What were the results of the study?

The CYP1A21F A/A genotype occurred in 51% of the women. There was no difference in coffee consumption, or any other personal, social or lifestyle characteristic between the women who had the CYP1A21F A/A genotype and those who did not. Coffee consumption was significantly associated with smoking. Total breast volume was significantly associated with weight, but not with age, use of hormonal contraception, having no children, smoking or the CYP1A2*1F genotype.

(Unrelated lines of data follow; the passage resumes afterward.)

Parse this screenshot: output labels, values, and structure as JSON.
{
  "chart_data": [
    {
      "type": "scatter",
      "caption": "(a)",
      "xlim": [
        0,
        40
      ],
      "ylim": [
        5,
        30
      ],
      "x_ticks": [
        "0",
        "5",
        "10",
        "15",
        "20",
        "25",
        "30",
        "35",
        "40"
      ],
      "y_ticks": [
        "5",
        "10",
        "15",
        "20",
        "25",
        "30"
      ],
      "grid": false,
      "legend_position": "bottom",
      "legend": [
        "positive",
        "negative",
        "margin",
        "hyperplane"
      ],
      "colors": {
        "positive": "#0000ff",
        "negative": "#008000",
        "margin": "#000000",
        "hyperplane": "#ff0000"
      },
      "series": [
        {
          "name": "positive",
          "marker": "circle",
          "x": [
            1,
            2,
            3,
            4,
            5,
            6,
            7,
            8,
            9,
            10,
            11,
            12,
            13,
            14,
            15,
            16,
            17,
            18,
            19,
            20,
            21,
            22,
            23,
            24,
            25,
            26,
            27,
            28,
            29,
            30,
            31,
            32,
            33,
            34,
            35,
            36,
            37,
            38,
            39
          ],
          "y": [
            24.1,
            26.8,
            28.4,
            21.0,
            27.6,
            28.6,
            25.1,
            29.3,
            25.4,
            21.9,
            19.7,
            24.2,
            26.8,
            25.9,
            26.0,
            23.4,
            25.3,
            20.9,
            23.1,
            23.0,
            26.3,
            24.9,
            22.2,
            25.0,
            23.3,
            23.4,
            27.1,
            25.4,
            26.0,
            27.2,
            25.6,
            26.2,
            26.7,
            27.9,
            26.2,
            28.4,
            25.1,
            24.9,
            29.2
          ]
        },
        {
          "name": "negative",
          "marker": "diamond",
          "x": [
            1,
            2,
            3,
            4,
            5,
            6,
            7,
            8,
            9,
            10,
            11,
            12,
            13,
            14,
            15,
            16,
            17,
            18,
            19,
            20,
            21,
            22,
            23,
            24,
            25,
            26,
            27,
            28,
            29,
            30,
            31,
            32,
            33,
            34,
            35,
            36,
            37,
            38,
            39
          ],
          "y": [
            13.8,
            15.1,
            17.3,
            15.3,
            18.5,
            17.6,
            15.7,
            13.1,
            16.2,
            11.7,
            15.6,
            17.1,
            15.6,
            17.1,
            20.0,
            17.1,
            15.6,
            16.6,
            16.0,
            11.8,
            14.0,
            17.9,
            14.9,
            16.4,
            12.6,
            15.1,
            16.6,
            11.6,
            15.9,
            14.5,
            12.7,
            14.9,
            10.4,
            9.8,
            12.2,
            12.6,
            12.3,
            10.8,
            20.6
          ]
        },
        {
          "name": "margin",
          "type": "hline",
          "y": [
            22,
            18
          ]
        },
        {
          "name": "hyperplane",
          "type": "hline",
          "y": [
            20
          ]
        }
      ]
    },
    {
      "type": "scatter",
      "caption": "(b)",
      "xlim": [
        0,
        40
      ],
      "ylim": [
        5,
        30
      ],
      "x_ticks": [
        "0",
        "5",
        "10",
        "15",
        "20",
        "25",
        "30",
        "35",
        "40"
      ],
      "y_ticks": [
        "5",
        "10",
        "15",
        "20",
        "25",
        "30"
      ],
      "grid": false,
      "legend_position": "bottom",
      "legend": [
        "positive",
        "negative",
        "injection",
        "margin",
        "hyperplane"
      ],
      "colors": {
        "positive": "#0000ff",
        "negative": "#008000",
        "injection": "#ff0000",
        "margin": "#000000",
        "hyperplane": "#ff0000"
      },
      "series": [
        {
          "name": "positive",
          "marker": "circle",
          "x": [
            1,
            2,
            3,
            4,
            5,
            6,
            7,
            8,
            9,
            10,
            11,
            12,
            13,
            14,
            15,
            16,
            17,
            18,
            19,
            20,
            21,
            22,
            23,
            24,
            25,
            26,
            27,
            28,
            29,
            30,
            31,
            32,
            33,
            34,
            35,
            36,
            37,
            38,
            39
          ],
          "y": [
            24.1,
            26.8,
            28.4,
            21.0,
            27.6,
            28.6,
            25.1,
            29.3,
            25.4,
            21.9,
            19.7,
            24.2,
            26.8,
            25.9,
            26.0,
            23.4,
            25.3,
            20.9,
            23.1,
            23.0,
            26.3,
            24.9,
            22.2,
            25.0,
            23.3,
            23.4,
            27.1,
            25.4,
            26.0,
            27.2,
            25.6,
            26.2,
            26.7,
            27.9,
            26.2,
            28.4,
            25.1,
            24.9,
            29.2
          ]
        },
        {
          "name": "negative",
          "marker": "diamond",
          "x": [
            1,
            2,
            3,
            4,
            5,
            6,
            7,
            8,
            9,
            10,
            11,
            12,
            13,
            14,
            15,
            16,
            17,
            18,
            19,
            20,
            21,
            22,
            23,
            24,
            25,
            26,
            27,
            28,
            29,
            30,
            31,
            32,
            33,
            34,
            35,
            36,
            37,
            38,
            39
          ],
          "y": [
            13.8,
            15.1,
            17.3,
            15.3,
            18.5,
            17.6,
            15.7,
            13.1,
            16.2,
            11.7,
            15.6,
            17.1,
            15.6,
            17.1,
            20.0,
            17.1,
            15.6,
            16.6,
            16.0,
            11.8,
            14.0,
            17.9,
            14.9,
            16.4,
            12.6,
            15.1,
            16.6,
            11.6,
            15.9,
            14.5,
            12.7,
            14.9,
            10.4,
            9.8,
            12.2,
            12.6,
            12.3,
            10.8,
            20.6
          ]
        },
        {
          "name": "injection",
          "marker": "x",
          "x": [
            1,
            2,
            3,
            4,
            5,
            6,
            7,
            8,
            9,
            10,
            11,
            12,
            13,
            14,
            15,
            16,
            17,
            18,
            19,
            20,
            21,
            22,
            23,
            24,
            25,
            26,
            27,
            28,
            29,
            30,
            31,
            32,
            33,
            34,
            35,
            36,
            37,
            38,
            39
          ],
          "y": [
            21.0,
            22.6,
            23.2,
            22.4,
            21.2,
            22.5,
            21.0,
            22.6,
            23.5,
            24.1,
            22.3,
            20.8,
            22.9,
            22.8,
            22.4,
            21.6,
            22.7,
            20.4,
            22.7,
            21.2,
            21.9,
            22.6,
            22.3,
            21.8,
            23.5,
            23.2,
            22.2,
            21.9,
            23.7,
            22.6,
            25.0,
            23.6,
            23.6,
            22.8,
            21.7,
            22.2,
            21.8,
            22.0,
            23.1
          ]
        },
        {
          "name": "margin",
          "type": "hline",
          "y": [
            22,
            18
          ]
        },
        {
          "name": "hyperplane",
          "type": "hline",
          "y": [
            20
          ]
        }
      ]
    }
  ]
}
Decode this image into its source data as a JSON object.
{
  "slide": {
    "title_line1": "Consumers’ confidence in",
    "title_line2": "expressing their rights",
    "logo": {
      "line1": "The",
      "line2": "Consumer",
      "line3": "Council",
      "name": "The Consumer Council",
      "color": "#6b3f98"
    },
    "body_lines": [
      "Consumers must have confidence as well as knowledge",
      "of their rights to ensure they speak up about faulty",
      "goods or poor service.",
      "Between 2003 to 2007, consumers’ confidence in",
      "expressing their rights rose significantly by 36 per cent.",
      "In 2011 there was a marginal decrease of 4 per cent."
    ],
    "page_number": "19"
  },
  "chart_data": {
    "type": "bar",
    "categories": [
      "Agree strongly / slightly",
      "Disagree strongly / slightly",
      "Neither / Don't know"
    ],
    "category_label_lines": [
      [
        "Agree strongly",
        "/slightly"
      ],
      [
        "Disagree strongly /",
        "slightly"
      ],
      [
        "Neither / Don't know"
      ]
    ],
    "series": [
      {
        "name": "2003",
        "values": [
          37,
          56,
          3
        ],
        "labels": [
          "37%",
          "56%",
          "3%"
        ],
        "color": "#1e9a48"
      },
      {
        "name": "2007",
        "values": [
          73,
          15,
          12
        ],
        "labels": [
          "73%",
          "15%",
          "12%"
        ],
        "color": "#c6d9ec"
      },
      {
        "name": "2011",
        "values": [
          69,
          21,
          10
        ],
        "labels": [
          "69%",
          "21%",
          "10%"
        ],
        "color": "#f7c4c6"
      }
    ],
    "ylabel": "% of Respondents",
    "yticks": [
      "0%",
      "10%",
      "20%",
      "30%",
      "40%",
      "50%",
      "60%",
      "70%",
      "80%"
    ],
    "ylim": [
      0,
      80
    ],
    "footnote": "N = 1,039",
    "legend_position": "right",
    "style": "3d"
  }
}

In further analyses, the researchers only looked at those women who did not use hormonal contraception (such as the pill). Among the 145 non-users, they found that the association between drinking at least three cups of coffee per day and breast volume was significantly modified by CYP1A2*1F genotype. Women who did not have the A/A genotype and who consumed three cups per day or more had smaller breast volume than those who consumed less coffee. Women with the A/A genotype who consumed three cups per day or more had a slightly larger breast volume than those with the same genotype who drank less coffee.

What interpretations did the researchers draw from these results?

The authors conclude their main finding of “a significant interaction between coffee consumption, CYP1A21F genotype and breast volume among young healthy women who did not use hormonal contraceptives”. The researchers say that this interaction was mainly driven by the fact that coffee consumption of three cups a day or more was associated with lower breast volume in women who did not have the CYP1A21F A/A genotype.

What does the NHS Knowledge Service make of this study?

This is complex research, following on from studies investigating the relationship between the CYP1A2*1F genotypes, breast volume, and breast cancer. The research has been over-simplified by the media, and the study has few implications at the current time. The cross-sectional study design only demonstrates associations and does not prove that level of coffee consumption ‘caused’ the breast volume taken at the time of the study, or caused the breasts to ‘shrink’. Additionally, there may be issues regarding both the accuracy of the breast measurement and that of coffee consumption (which is not detailed in this report). The observed relationship is based on an assessment of only 145 women, and further research will need to follow up the findings.

Many women will have consumed coffee for much of their lifetime. These women should not be concerned that their breast size will be affected if they continue to consume in moderation.